Aucun motif ne justifie de fixer une indemnité d’occupation à un montant supérieur à celui du loyer et charges qu’aurait payé le locataire si le bail avait été poursuivi.
L’établissement d’un état des lieux de sortie se fera selon accord des parties ou à défaut par huissier de justice à l’initiative de la partie la plus diligente, conformément à la loi.
Sur les autres demandes
En application de l’article 696 du code de procédure civile, la partie perdante est condamnée aux dépens, à moins que le juge, par décision motivée, n’en mette la totalité ou une fraction à la charge d’une autre partie.
Mme [F] [N] représentée par sa tutrice Mme [W] [C] qui succombe en supportera donc la charge, en ce compris les frais de notification prévus par l’article L143-2 du code de commerce.
En application de l’article 700 du code de procédure civile, le juge condamne la partie tenue aux dépens ou qui perd son procès à payer à l’autre partie la somme qu’il détermine, au titre des frais exposés et non compris dans les dépens.
Dans tous les cas, le juge tient compte de l’équité ou de la situation économique de la partie condamnée. Il peut, même d’office, pour des raisons tirées des mêmes considérations, dire qu’il n’y a pas lieu à ces condamnations.

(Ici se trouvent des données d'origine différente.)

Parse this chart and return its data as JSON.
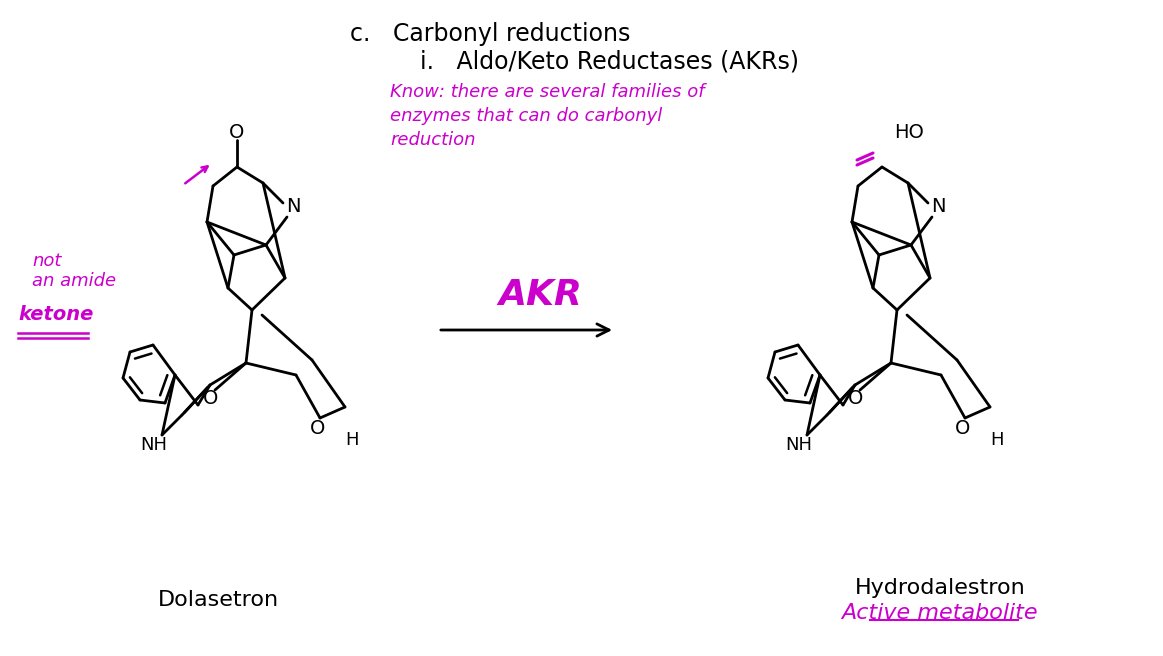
{
  "title_c": "c.   Carbonyl reductions",
  "title_i": "i.   Aldo/Keto Reductases (AKRs)",
  "hw_line1": "Know: there are several families of",
  "hw_line2": "enzymes that can do carbonyl",
  "hw_line3": "reduction",
  "left1": "not",
  "left2": "an amide",
  "left3": "ketone",
  "akr_label": "AKR",
  "dol_label": "Dolasetron",
  "hyd_label1": "Hydrodalestron",
  "hyd_label2": "Active metabolite",
  "magenta": "#CC00CC",
  "black": "#000000",
  "bg": "#FFFFFF",
  "fig_w": 11.63,
  "fig_h": 6.56,
  "dpi": 100
}
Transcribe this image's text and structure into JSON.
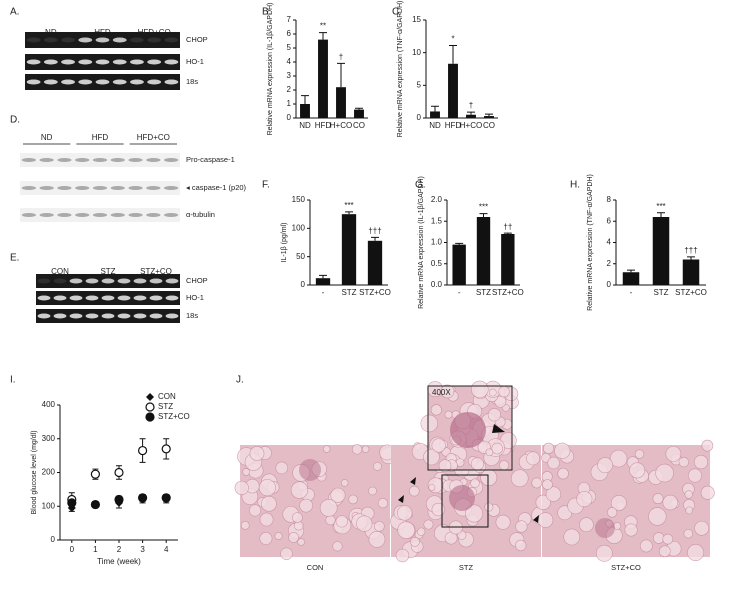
{
  "chart_data": [
    {
      "type": "bar",
      "label": "B.",
      "ylabel": "Relative mRNA expression (IL-1β/GAPDH)",
      "categories": [
        "ND",
        "HFD",
        "H+CO",
        "CO"
      ],
      "values": [
        1.0,
        5.6,
        2.2,
        0.6
      ],
      "errors": [
        0.6,
        0.5,
        1.7,
        0.1
      ],
      "annotations": [
        null,
        "**",
        "†",
        null
      ],
      "color": "#111111",
      "ylim": [
        0,
        7
      ],
      "yticks": [
        0,
        1,
        2,
        3,
        4,
        5,
        6,
        7
      ]
    },
    {
      "type": "bar",
      "label": "C.",
      "ylabel": "Relative mRNA expression (TNF-α/GAPDH)",
      "categories": [
        "ND",
        "HFD",
        "H+CO",
        "CO"
      ],
      "values": [
        1.0,
        8.3,
        0.5,
        0.3
      ],
      "errors": [
        0.8,
        2.8,
        0.4,
        0.3
      ],
      "annotations": [
        null,
        "*",
        "†",
        null
      ],
      "color": "#111111",
      "ylim": [
        0,
        15
      ],
      "yticks": [
        0,
        5,
        10,
        15
      ]
    },
    {
      "type": "bar",
      "label": "F.",
      "ylabel": "IL-1β (pg/ml)",
      "categories": [
        "-",
        "STZ",
        "STZ+CO"
      ],
      "values": [
        12,
        125,
        78
      ],
      "errors": [
        5,
        4,
        6
      ],
      "annotations": [
        null,
        "***",
        "†††"
      ],
      "color": "#111111",
      "ylim": [
        0,
        150
      ],
      "yticks": [
        0,
        50,
        100,
        150
      ]
    },
    {
      "type": "bar",
      "label": "G.",
      "ylabel": "Relative mRNA expression (IL-1β/GAPDH)",
      "categories": [
        "-",
        "STZ",
        "STZ+CO"
      ],
      "values": [
        0.95,
        1.6,
        1.2
      ],
      "errors": [
        0.03,
        0.08,
        0.02
      ],
      "annotations": [
        null,
        "***",
        "††"
      ],
      "color": "#111111",
      "ylim": [
        0,
        2
      ],
      "yticks": [
        {
          "value": 0,
          "label": "0.0"
        },
        0.5,
        {
          "value": 1,
          "label": "1.0"
        },
        1.5,
        {
          "value": 2,
          "label": "2.0"
        }
      ]
    },
    {
      "type": "bar",
      "label": "H.",
      "ylabel": "Relative mRNA expression (TNF-α/GAPDH)",
      "categories": [
        "-",
        "STZ",
        "STZ+CO"
      ],
      "values": [
        1.2,
        6.4,
        2.4
      ],
      "errors": [
        0.2,
        0.4,
        0.25
      ],
      "annotations": [
        null,
        "***",
        "†††"
      ],
      "color": "#111111",
      "ylim": [
        0,
        8
      ],
      "yticks": [
        0,
        2,
        4,
        6,
        8
      ]
    },
    {
      "type": "line",
      "label": "I.",
      "ylabel": "Blood glucose level (mg/dl)",
      "xlabel": "Time (week)",
      "x": [
        0,
        1,
        2,
        3,
        4
      ],
      "xlim": [
        -0.5,
        4.5
      ],
      "xticks": [
        0,
        1,
        2,
        3,
        4
      ],
      "ylim": [
        0,
        400
      ],
      "yticks": [
        0,
        100,
        200,
        300,
        400
      ],
      "series": [
        {
          "name": "CON",
          "color": "#111111",
          "marker": "diamond",
          "values": [
            95,
            105,
            110,
            120,
            120
          ],
          "errors": [
            10,
            8,
            15,
            10,
            10
          ]
        },
        {
          "name": "STZ",
          "color": "#111111",
          "marker": "circle-open",
          "values": [
            120,
            195,
            200,
            265,
            270
          ],
          "errors": [
            20,
            15,
            20,
            35,
            30
          ]
        },
        {
          "name": "STZ+CO",
          "color": "#111111",
          "marker": "circle",
          "values": [
            110,
            105,
            120,
            125,
            125
          ],
          "errors": [
            8,
            8,
            10,
            10,
            10
          ]
        }
      ]
    }
  ],
  "gels": [
    {
      "label": "A.",
      "groups": [
        "ND",
        "HFD",
        "HFD+CO"
      ],
      "bands": [
        "CHOP",
        "HO-1",
        "18s"
      ]
    },
    {
      "label": "D.",
      "groups": [
        "ND",
        "HFD",
        "HFD+CO"
      ],
      "bands": [
        "Pro-caspase-1",
        "◂ caspase-1 (p20)",
        "α-tubulin"
      ]
    },
    {
      "label": "E.",
      "groups": [
        "CON",
        "STZ",
        "STZ+CO"
      ],
      "bands": [
        "CHOP",
        "HO-1",
        "18s"
      ]
    }
  ],
  "histology": {
    "label": "J.",
    "inset_label": "400X",
    "captions": [
      "CON",
      "STZ",
      "STZ+CO"
    ]
  }
}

Mme [F] [N] représentée par sa tutrice Mme [W] [C] qui succombe, sera condamnée à payer à la Sci Placimmo la somme de 800 euros sur ce fondement.
PAR CES MOTIFS
LA COUR,
Infirme l’ordonnance déférée en toutes ses dispositions,
Statuant à nouveau,
Constate la résiliation du bail commercial conclu entre la Sci Placimmo et Mme [F] [N] représentée par sa tutrice Mme [W] [C],
Ordonne la libération des lieux par Mme [F] [N] représentée par sa tutrice Mme [W] [C] et la remise de clefs,
Ordonne en tant que de besoin l’expulsion de Mme [F] [N] représentée par sa tutrice Mme [W] [C], de ses biens et de tout occupant de son chef, dans le mois suivant la signification du présent arrêt, et ce avec le concours éventuel de la force publique et d’un serrurier,
Dit que le sort des meubles laissés sur place sera régi par les articles L433-1 et R433-1 et suivants du code des procédures civiles d’exécution,
Fixe l’indemnité d’occupation due par Mme [F] [N] représentée par sa tutrice Mme [W] [C] à une somme équivalente à celui du loyer et des charges qu’elle aurait payés en cas de non-résiliation du bail et condamne Mme [F] [N] représentée par sa tutrice Mme [W] [C] à la payer à la Sci Placimmo, jusqu’à sa parfaite libération des lieux,
Y ajoutant,
Condamne Mme [F] [N] représentée par sa tutrice Mme [W] [C] à payer à la Sci Placimmo la somme de 1000 euros sur le fondement des dispositions de l’article 700 du code de procédure civile,
Condamne Mme [F] [N] représentée par sa tutrice Mme [W] [C] aux entiers dépens d’appel en ce compris les frais de notification prévus par l’article L143-2 du code de commerce.
Le présent arrêt a été signé par Monsieur Roland POTEE, président, et par Madame Séléna BONNET, greffier, auquel la minute de la décision a été remise par le magistrat signataire.